И понятие «Ренессанс», и понятие «гуманизм» А. Ф. Лосев склонен употреблять в широком значении, выводя их из исторического и культурного контекста определенного периода западноевропейской культуры. В работе «Эстетика Возрождения» А. Ф. Лосев говорит о различных видах Ренессанса (не только европейского, но и, к примеру, азиатского[30]).
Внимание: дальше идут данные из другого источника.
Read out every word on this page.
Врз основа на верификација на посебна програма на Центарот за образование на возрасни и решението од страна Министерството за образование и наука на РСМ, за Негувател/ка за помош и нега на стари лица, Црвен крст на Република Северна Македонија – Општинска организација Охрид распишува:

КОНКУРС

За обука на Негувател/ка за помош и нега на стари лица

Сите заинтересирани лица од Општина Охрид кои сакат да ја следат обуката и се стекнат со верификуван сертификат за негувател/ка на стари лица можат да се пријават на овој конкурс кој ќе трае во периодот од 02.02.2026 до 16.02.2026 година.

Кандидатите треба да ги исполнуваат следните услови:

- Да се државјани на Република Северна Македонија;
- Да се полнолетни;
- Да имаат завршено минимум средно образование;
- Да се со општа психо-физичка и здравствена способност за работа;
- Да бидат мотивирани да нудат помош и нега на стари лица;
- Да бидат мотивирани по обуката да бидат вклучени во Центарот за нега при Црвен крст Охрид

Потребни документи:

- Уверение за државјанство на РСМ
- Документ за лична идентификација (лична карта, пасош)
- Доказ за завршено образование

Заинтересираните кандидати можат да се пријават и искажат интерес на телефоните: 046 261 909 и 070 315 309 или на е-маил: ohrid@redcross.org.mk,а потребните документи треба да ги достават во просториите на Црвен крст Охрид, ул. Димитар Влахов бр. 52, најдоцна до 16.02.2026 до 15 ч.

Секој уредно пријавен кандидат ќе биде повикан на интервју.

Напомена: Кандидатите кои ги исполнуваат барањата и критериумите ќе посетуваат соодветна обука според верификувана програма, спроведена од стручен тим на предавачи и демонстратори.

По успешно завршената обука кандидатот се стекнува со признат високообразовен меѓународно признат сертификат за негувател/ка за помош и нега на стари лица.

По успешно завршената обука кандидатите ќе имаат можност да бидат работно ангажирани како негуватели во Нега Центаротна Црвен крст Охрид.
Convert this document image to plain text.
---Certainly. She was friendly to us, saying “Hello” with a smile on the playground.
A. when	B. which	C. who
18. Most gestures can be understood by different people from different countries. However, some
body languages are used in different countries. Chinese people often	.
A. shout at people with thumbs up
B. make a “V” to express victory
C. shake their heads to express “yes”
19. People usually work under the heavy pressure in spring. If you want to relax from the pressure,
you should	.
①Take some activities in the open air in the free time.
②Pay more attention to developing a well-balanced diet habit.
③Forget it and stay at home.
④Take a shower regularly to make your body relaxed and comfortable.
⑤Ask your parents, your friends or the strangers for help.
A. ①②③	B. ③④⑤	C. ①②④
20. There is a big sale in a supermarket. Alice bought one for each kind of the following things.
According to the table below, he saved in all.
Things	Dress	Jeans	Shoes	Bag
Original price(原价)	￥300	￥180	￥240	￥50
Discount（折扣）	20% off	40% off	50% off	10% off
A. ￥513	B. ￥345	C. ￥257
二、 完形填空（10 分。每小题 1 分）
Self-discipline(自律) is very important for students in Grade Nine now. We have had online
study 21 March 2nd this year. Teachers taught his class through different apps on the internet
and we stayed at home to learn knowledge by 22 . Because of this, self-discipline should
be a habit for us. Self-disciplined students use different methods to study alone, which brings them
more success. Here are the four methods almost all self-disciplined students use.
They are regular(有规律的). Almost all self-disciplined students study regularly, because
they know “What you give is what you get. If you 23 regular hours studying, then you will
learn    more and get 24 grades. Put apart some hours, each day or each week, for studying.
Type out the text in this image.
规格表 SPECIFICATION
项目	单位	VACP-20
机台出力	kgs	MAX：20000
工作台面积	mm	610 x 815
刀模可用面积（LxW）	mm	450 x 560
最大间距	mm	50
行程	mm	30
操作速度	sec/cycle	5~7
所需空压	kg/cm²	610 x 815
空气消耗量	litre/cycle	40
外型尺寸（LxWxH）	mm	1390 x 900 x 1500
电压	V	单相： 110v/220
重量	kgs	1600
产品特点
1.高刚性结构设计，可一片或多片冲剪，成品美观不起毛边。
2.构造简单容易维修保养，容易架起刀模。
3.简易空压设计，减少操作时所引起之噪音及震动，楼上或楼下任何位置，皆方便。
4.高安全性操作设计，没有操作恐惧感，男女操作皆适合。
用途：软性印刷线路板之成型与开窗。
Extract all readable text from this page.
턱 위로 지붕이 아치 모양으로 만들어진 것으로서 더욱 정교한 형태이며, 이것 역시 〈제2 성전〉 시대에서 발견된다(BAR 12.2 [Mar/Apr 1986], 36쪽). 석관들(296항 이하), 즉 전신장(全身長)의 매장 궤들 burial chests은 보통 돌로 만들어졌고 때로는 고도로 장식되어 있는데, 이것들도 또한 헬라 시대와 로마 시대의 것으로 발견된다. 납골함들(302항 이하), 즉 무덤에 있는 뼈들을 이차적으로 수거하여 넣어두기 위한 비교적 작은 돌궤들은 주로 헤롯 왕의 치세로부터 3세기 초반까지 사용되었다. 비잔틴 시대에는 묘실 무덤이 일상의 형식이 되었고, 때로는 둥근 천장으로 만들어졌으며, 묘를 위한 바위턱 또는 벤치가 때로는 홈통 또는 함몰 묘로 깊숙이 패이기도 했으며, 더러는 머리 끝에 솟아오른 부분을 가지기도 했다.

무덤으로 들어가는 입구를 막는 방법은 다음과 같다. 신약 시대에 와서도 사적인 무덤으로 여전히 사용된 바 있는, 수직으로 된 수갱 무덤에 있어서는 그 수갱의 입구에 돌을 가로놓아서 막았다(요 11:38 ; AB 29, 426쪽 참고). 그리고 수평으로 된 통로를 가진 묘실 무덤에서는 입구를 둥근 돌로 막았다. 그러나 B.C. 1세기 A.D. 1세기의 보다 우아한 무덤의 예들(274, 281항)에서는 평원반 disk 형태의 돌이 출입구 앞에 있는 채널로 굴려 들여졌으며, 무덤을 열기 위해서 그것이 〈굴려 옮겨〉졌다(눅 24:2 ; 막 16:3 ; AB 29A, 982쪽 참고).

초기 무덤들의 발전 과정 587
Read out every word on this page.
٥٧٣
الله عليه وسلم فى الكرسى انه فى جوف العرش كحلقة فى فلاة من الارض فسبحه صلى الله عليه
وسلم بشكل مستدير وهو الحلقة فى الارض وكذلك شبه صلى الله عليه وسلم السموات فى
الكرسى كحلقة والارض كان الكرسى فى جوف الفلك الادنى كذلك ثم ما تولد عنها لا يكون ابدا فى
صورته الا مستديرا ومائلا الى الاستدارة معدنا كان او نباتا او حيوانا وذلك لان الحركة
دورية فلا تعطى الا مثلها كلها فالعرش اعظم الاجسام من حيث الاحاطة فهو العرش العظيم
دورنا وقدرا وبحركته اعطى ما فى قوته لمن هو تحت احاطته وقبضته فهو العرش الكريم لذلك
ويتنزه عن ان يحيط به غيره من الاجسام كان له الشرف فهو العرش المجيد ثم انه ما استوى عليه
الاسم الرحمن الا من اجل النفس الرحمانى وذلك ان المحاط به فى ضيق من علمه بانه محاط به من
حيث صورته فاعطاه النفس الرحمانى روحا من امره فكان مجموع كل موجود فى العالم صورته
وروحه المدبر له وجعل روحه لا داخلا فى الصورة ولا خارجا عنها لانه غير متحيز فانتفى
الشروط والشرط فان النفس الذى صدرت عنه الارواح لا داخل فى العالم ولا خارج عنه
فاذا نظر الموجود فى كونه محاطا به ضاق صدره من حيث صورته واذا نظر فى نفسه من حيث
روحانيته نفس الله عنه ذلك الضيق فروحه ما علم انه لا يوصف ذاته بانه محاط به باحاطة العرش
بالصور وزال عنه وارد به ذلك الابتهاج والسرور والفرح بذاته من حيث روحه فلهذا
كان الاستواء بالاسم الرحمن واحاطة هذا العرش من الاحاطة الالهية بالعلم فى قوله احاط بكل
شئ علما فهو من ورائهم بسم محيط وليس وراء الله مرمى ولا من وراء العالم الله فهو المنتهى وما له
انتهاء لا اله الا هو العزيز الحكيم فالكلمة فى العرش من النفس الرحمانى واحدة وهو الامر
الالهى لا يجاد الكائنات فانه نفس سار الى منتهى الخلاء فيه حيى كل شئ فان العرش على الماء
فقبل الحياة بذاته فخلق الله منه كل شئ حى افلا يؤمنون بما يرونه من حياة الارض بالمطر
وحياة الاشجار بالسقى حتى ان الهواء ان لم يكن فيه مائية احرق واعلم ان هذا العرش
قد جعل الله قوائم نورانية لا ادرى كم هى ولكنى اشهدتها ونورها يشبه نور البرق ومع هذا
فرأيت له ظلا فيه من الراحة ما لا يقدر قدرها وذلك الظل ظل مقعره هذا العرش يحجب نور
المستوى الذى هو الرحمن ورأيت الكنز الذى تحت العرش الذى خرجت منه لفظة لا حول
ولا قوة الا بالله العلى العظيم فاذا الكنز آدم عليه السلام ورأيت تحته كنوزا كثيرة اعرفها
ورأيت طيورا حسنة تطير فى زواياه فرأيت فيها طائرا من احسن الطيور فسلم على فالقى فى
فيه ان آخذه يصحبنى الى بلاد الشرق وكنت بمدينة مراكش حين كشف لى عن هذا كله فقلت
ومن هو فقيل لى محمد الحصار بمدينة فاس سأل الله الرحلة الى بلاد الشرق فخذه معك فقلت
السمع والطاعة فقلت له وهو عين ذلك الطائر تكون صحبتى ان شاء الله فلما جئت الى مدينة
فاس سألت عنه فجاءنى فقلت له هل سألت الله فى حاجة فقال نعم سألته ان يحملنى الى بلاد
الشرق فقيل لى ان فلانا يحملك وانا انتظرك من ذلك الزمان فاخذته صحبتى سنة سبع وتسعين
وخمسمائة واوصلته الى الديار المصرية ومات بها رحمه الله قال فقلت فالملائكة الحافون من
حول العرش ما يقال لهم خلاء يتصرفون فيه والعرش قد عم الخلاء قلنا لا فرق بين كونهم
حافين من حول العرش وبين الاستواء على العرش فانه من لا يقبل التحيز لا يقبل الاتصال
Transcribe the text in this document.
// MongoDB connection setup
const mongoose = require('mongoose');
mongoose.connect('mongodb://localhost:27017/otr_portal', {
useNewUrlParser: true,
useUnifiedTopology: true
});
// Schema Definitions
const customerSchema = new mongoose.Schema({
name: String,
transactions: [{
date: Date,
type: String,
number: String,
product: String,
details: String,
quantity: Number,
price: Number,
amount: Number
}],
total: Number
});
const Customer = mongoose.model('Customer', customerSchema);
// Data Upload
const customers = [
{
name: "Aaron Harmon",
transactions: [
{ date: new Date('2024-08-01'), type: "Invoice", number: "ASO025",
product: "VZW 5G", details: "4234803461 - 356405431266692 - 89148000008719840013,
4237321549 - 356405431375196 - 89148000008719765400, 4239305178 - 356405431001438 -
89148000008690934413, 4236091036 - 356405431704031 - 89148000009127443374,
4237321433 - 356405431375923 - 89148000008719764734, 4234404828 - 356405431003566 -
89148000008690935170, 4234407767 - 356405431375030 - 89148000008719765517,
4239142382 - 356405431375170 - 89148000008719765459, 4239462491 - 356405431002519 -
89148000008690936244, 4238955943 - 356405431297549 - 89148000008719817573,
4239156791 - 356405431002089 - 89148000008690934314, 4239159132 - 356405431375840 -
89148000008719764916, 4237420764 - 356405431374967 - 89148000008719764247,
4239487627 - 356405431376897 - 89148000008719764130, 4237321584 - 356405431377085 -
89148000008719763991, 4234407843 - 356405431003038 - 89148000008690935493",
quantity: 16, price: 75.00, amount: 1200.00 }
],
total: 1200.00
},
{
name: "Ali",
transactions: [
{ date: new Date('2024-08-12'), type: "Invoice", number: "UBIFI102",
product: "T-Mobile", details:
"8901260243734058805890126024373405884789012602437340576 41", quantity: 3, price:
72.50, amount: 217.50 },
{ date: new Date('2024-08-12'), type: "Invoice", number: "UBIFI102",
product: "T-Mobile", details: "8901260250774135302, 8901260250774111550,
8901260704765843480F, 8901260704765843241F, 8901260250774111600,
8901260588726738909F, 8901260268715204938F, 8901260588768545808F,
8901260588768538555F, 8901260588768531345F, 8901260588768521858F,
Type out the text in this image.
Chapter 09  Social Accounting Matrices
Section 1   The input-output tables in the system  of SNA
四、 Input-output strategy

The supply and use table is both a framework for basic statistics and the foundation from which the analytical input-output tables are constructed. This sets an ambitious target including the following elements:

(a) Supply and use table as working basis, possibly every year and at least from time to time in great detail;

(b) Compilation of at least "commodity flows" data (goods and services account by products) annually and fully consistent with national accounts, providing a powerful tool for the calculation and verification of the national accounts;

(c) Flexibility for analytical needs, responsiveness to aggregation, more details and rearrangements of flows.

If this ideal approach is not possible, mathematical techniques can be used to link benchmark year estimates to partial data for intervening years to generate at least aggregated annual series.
А. Ф. Лосев отмечает гуманистичность как принцип христианского богословия вообще[31]: так, он обнаруживает гуманистические мотивы в Ареопагитском корпусе[32].
Связывая понятия гуманизма и Ренессанса, А. Ф. Лосев определяет первый как практическую реализацию последнего[33]. При этом основной особенностью ренессансного мышления и гуманистической практики, по А. Ф. Лосеву, оказывается гносеологическая и творческая обращенность человека к имманентному тварному миру[34] (его рациональному или чувственному измерению[35])[36]. Этим определяется индивидуальность и самоценность человека вне связи с трансцендентной перспективой (антропоцентризм)[37]. Признание же существования и трансцендентной истины (необходимое в рамках христианской культуры любого типа) рождает тенденцию к «двойной истине», трансцендентной и имманентной[38]. Как мы упоминали выше, данная тенденция была нередкой в среде поздневизантийских интеллектуалов[39]. Таким образом, лосевская концепция Ренессанса и гуманизма во многом соответствует показанным выше особенностями творчества Никифора Григоры.
Определенные философские обобщения творчества Никифора Григоры можно обнаружить и в трудах одного из учеников А. Ф. Лосева — В. В. Бибихина[40].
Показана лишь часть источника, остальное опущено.